Despite her fulfilling public life, her private life was not always happy. Her husband eventually suggested that she take a lover, and they drew up a written contract to that effect. Thus in later life she courted a succession of younger men with her husband's consent. And yes, she spent the last 20 years of her life writing acclaimed poetry. Marie Stopes died in 1958.

There was a theory investigated by the Channel Four television series, Secret Lives that Marie Stopes a had a hidden agenda in encouraging birth control rights for women.
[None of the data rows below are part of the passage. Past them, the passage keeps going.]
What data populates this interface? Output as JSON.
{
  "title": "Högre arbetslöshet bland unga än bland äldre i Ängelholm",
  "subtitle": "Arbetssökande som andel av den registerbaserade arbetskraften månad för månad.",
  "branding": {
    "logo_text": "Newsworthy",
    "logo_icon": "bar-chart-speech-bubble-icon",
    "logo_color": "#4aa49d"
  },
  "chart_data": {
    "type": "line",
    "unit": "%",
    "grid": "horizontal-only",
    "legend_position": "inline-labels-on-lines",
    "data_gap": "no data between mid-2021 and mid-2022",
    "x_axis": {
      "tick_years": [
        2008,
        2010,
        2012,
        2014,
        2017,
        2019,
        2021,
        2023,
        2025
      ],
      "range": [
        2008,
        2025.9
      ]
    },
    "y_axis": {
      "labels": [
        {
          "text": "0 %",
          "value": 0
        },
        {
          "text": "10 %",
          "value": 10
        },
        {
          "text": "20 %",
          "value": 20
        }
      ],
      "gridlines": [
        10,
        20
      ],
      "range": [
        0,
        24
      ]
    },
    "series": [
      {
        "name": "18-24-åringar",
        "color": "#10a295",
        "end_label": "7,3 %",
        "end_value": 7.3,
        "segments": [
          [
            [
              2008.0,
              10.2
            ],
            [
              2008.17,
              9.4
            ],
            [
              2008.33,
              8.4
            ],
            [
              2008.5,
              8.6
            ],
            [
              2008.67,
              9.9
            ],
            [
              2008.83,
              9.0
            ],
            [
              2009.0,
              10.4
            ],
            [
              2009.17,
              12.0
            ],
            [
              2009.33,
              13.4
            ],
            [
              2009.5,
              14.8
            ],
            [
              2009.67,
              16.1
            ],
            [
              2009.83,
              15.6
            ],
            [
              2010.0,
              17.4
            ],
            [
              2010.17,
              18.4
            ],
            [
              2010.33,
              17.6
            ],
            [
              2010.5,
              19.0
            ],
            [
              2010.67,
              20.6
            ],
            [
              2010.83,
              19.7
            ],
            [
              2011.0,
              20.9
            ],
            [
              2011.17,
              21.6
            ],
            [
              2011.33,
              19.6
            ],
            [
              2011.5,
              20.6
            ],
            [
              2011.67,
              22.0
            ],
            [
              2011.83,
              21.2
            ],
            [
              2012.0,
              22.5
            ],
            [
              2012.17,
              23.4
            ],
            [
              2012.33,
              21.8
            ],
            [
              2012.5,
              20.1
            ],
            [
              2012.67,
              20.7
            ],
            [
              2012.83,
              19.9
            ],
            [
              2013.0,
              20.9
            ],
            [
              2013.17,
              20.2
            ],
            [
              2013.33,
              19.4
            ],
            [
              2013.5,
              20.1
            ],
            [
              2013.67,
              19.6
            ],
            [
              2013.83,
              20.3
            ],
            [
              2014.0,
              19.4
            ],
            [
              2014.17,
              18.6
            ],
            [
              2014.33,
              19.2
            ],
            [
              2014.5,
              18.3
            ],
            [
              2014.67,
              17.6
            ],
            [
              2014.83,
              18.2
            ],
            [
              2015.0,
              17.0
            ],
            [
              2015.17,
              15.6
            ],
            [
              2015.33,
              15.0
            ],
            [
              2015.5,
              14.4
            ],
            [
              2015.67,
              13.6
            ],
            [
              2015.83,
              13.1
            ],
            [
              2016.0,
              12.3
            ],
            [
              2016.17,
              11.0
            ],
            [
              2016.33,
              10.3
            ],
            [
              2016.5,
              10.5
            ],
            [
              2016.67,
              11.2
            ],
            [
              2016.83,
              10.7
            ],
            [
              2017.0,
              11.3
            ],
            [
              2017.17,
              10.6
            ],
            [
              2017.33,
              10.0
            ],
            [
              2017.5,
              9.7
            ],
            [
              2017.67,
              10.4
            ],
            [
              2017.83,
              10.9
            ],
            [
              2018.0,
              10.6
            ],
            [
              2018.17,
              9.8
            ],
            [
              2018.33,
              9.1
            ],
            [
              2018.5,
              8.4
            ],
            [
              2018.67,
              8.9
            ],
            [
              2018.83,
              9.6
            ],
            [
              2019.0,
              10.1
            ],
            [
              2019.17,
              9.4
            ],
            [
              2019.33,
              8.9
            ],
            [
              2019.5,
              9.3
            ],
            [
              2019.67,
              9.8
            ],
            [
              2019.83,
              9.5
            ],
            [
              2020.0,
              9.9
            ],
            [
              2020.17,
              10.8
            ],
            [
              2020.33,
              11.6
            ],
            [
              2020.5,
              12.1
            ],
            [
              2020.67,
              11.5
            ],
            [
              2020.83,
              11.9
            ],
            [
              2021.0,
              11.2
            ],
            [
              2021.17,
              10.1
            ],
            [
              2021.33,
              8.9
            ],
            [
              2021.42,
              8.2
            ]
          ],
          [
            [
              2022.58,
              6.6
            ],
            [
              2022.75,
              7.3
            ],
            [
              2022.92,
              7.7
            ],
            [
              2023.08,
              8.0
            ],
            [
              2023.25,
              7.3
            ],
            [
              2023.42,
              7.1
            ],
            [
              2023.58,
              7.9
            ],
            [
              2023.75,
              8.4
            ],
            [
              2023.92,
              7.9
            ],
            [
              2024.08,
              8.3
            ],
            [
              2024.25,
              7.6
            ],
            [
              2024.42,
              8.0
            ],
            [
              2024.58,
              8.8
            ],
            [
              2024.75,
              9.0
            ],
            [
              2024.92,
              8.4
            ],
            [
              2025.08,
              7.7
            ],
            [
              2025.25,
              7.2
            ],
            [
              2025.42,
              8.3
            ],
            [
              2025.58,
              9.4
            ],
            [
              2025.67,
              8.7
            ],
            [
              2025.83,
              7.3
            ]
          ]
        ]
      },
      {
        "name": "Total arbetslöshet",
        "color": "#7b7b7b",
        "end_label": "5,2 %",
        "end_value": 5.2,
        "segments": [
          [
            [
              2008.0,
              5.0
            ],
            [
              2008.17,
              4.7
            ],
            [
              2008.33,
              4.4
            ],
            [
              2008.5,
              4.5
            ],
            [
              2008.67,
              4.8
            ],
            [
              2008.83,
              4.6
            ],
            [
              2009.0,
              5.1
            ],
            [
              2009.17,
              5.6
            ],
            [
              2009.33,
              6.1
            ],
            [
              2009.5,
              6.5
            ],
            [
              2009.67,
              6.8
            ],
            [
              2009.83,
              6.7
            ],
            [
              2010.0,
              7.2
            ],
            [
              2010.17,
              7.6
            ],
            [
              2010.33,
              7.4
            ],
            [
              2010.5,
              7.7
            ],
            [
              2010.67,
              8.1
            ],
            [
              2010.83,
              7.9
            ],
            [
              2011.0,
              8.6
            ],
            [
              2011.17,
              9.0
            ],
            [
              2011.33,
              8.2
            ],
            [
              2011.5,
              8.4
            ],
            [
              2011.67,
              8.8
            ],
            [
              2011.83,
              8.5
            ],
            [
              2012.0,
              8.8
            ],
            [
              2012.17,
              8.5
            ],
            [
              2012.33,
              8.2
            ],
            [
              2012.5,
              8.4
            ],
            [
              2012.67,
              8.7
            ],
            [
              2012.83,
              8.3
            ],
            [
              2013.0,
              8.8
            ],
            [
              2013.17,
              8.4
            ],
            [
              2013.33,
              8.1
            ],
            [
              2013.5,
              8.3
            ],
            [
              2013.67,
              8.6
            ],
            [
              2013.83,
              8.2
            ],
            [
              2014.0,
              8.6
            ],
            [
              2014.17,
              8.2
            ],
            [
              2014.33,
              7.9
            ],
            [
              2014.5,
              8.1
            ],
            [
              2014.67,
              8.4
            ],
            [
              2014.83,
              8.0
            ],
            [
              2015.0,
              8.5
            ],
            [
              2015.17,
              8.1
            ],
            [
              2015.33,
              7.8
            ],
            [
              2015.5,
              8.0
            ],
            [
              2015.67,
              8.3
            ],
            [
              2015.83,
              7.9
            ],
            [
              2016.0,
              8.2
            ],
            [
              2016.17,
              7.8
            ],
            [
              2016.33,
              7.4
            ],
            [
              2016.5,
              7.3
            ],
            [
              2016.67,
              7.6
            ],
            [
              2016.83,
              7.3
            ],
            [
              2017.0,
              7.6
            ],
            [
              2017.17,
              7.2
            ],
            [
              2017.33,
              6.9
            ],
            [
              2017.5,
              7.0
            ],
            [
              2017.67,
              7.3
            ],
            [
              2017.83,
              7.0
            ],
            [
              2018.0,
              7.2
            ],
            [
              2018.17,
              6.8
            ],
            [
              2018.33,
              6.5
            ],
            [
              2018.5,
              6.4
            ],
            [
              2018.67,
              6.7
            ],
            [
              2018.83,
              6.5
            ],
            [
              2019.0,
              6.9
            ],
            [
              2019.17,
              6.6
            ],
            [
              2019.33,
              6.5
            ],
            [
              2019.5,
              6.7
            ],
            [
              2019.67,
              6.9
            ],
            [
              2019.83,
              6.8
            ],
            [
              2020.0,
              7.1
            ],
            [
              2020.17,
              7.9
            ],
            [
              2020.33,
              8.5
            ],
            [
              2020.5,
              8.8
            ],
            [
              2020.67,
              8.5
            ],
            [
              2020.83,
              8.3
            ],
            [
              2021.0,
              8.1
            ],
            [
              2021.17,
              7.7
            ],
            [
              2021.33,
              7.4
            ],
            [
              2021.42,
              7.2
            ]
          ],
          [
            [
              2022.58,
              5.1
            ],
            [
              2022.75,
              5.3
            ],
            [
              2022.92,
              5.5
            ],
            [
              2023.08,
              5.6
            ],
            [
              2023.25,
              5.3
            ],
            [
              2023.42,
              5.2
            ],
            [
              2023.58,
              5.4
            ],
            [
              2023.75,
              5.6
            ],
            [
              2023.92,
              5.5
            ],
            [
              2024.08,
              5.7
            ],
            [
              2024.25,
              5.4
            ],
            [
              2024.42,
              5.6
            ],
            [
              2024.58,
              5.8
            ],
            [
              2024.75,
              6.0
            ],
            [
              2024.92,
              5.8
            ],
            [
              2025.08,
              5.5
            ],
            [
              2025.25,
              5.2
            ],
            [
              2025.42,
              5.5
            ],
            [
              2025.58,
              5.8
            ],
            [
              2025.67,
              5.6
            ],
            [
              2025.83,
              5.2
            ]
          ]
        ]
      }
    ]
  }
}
The theory goes that Stopes felt that the rich in the world were supporting the poor. In her own educated way she felt that the poor were doing nothing to help themselves and therefore they were a burden upon society, breeding exessively and expecting others (the rich) to support them. Much like the Darwinist theory of survival of the fittest. Hence her belief that if women had more access to birth control the number of children per household would drop and subsequently poverty would be more controlable. Of course publicly, Stopes encouraged birth control as a way in which women could control their own bodies and not as a means of social control.

The programme also investigated Stopes own private life, discussing that her own son was brought up entirely at home without any contact with outside influences, especially children. He was treated as a social experiment as Stopes believed she could 'create' the perfect citizen.